Festival Asterisco: apertura e inicio de fiesta

Anoche estuvimos en el Espacio INCAA Gaumont, una de las sedes que tiene este organizado y colorido festival, en la gala de apertura del evento. Estuvimos junto a Albertina Carri, el Secretario de DDHH, autoridades del INCAA y muchísimos invitados que se dieron cita en el recuperado cine histórico de la zona de Congreso (recordemos que fue declarado patrimonio nacional para evitar su venta y cuenta con un remodelado fantástico en este último tiempo).
Asterisco, en resumen, viene a ratificar una política de Estado realmente comprometida con los derechos de todos y todas. Y no importa la bandería política que tengamos, lo cierto es que compartir el arte es un derecho inalienable, las miradas de cada individuo importan y tienen mucho que decir y ya estamos como sociedad en la etapa donde la inclusión no tiene que ser un frase de molde sino de cumplimiento efectivo. Hacia ahí vamos.

Asterisco viene a poner en relieve que el cine transmite emociones y no hay que restringirlas a un sector de la sociedad. Hay que entender a este festival como una herramienta de cambio y dejarse llevar por el entusiasmo desbordante de sus participantes. Claro, sin dejar de resaltar la calidad de una programación interesante y amistosa, diagramada por gente que sabe y mucho: la misma Carri, Diego Trerotola y el legendario Fernando Peña.
Una muestra de ello fue la elección de la película que abrió el festival: lo último de Monika Treut, «Of Girls and horses» (título internacional). Para quienes no conocen el cine de esta alemana, hay que decir que es una figura prestigiosa de la industria independiente y lleva años luchando por el respeto hacia las elecciones sexuales a través de una militancia honesta y relevante.

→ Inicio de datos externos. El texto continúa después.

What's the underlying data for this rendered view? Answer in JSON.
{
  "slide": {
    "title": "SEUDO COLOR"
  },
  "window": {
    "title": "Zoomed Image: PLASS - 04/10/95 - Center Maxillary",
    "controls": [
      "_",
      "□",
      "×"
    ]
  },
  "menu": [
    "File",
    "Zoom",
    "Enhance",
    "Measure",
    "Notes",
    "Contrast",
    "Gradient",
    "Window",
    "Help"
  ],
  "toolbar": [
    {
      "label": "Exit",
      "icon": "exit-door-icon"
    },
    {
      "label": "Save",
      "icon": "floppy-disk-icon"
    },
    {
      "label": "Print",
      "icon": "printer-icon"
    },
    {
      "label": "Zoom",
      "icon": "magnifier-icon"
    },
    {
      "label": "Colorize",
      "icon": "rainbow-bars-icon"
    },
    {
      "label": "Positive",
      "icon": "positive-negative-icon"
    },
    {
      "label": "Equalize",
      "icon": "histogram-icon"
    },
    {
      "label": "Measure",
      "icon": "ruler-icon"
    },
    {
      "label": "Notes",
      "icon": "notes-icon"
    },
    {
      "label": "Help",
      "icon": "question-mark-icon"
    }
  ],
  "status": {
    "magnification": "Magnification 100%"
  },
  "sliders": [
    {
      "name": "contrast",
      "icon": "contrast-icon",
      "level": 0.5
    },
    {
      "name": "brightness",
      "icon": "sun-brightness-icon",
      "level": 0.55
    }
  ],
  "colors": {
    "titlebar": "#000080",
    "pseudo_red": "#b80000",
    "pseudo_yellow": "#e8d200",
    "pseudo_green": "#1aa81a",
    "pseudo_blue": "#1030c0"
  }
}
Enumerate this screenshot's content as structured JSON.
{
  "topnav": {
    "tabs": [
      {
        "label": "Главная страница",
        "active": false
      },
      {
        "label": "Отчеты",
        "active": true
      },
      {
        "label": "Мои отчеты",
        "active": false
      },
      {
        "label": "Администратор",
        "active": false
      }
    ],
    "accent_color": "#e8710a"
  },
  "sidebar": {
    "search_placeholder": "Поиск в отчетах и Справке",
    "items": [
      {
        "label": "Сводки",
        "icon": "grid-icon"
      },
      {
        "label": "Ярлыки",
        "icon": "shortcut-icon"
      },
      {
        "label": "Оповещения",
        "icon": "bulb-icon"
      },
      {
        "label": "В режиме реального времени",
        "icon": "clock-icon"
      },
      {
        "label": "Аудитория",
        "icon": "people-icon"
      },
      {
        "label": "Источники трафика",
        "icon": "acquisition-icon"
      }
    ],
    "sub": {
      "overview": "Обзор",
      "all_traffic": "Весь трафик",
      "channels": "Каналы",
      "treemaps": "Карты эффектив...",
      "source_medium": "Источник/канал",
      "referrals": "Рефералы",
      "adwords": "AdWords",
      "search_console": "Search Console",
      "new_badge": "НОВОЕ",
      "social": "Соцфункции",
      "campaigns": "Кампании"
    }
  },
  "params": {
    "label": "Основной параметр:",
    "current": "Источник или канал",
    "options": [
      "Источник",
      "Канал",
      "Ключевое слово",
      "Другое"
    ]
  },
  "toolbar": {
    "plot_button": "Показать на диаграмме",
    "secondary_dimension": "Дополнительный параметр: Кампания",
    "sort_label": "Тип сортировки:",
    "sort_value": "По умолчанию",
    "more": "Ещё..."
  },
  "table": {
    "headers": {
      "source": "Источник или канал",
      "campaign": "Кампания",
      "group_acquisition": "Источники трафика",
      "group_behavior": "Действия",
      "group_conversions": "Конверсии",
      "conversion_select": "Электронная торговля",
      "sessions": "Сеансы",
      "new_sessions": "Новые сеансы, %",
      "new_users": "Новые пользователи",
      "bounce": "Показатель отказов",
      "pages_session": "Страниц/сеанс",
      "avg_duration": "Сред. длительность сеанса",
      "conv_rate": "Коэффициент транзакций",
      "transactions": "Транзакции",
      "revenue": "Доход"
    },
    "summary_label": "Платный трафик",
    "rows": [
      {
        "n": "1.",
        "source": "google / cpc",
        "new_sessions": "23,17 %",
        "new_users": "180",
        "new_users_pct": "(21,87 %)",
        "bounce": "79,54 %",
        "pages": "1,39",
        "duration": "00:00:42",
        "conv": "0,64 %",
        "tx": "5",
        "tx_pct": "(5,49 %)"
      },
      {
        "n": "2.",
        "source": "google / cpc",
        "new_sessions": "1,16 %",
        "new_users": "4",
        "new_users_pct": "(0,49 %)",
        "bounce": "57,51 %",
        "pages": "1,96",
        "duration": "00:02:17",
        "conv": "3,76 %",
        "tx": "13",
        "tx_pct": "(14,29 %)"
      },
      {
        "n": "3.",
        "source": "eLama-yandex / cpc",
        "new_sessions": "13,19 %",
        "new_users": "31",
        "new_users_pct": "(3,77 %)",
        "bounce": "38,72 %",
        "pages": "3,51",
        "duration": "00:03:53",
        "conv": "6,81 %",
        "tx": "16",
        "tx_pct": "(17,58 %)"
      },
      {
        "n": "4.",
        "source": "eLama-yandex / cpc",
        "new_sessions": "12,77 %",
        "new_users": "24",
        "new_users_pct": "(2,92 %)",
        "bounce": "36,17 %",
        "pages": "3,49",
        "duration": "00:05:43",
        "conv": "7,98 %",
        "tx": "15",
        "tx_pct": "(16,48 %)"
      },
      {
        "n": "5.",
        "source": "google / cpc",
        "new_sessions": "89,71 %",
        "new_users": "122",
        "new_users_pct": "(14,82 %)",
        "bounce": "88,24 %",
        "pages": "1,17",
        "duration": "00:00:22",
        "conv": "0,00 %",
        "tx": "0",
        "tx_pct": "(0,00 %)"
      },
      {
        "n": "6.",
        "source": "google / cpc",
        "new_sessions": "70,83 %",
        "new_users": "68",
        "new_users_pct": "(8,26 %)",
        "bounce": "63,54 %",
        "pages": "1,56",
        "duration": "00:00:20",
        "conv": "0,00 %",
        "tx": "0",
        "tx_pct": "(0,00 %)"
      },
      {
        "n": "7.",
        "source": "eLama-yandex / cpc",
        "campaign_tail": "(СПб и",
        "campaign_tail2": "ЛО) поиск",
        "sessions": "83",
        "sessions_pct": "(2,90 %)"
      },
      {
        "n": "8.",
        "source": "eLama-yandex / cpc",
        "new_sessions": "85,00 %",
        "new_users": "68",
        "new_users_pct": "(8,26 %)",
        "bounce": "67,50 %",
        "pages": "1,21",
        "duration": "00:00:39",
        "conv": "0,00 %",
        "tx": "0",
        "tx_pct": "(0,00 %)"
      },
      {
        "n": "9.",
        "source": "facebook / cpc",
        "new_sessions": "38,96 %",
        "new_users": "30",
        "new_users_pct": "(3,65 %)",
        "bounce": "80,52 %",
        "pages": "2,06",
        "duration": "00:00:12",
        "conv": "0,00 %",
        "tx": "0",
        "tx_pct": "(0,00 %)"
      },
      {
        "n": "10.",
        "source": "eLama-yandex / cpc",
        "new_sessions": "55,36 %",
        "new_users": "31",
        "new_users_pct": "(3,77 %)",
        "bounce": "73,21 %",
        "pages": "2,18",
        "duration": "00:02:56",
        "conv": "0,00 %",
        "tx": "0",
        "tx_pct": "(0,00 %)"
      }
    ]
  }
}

Sus films tienen ese sello típico de confrontación a lo establecido, pero ostentan además un valor adicional en su edición y entramado, una característica fuerte de Treut que le ha valido el respeto de la comunidad internacional. Alex tiene 16 años (Ceci Chuh, una auténtica revelación), viene de una etapa difícil, usa drogas, tiene sus brazos marcados, y su madre adoptiva la envió a una granja en el norte de Alemania.
A ella, una chica en apariencia de ciudad, no le interesa mucho la vida que le proponen, pero entiende que si no la lleva adelante, se verá en problemas muy pronto. La tutelará Nina (Vanida Karum), la responsable de la finca, donde se cuidan y entrenan caballos. Entre ámbas, la relación al principio será de mutua observación. Pero a través de la dura vida de trabajo rural y el vínculo con los caballos (que tienen bastante peso en la historia), lo que parecía imposible, logra hacerse realidad: Alex y Nina se respetan y confían una en la otra (más allá de algún incidente aislado).

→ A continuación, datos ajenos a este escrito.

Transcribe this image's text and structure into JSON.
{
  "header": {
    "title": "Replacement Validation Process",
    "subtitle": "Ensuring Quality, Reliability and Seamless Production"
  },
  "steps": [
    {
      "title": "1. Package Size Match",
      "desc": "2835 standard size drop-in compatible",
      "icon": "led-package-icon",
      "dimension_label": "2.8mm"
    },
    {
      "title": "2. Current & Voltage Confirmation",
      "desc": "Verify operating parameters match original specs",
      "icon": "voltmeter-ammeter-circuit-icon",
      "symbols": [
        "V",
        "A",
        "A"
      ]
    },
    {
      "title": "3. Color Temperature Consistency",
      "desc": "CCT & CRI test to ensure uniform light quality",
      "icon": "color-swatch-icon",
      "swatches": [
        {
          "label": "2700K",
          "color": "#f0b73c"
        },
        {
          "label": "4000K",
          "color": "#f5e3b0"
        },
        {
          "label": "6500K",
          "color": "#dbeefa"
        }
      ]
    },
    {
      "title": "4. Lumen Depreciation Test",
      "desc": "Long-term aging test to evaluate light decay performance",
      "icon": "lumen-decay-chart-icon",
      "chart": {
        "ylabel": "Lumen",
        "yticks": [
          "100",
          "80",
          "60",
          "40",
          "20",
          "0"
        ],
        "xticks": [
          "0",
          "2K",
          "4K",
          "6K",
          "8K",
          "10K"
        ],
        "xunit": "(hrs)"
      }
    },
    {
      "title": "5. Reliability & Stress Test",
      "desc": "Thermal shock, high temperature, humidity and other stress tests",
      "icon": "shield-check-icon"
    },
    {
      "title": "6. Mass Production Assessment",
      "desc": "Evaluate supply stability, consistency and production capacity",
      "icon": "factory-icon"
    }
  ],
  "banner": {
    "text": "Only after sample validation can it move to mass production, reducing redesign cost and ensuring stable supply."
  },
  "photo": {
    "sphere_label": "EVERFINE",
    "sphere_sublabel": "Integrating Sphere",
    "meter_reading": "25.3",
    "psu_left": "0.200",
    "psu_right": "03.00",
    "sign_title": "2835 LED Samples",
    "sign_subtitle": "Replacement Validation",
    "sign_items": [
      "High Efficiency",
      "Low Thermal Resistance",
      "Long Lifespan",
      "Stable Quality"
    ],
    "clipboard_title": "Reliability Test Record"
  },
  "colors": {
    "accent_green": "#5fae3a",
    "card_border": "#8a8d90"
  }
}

Eso, sin embargo, no es todo. Kathy (Alisa Wims), una joven de clase acomodada, llega con su caballo al lugar a pasar sus vacaciones, enviada por sus padres. Su presencia despierta en nuestra protagonista, emociones que afloran lenta pero sólidamente y van perfilando una posible conquista a la luz de una sexualidad contenida pero existente.
Esta energía ecolsionará cuando un fin de semana, las dos adolescentes queden solas al cuidado de los caballos en la granja. «Of girls and horses», es una película de iniciación, de búsqueda y a la vez, de contemplación y reflexión. Tiene varios niveles de análisis e impacta al espectador en diferentes áreas, según sea su abordaje. Treut, rueda con una fotografía impactante (más, para un film que costó 80 mil euros) y compone escenas al aire libre, magníficas.
Pura belleza. Y pone a Nina como ejemplo de la vida en ese ambiente: comprometida, plena y conciente del valor de vivir en un espacio natural. Por otro lado, logra, apoyada en la gran caracterización de Chuh, presentar un conflicto reconocible (alguien perdido, carente de rumbo y sin afecto) que el público acepta y adopta rápidamente.

Quizás, pueda decirse que la directora y también guionista abusa de los planos largos y la contemplación a cielos abiertos para contar una historia simple que podría resolverse en menos fotogramas. Incluso el conflicto principal se desliza tan natural, que pareciera no tener intensidad por momentos.
Es el estilo personal de Treut y hay que decir que «Of girls and horses» no tiene la fuerza de sus relatos anteriores, sino que ha mutado en una narrativa de equilibrio que le permite acercarse a todo tipo de público, quizás sacrificando crudeza e intensidad.
Más allá de eso, es un lujo haber sido de los primeros países que pudieron ver este film, producto que recién comienza su recorrido festivalero (la directora es parte del jurado y la veremos estos días por aquí) y reconocemos el valor de los programadores, que la eligieron como puntapié de inicio para este gran Asterisco que explota en las salas porteñas. Pronto, más novedades del evento!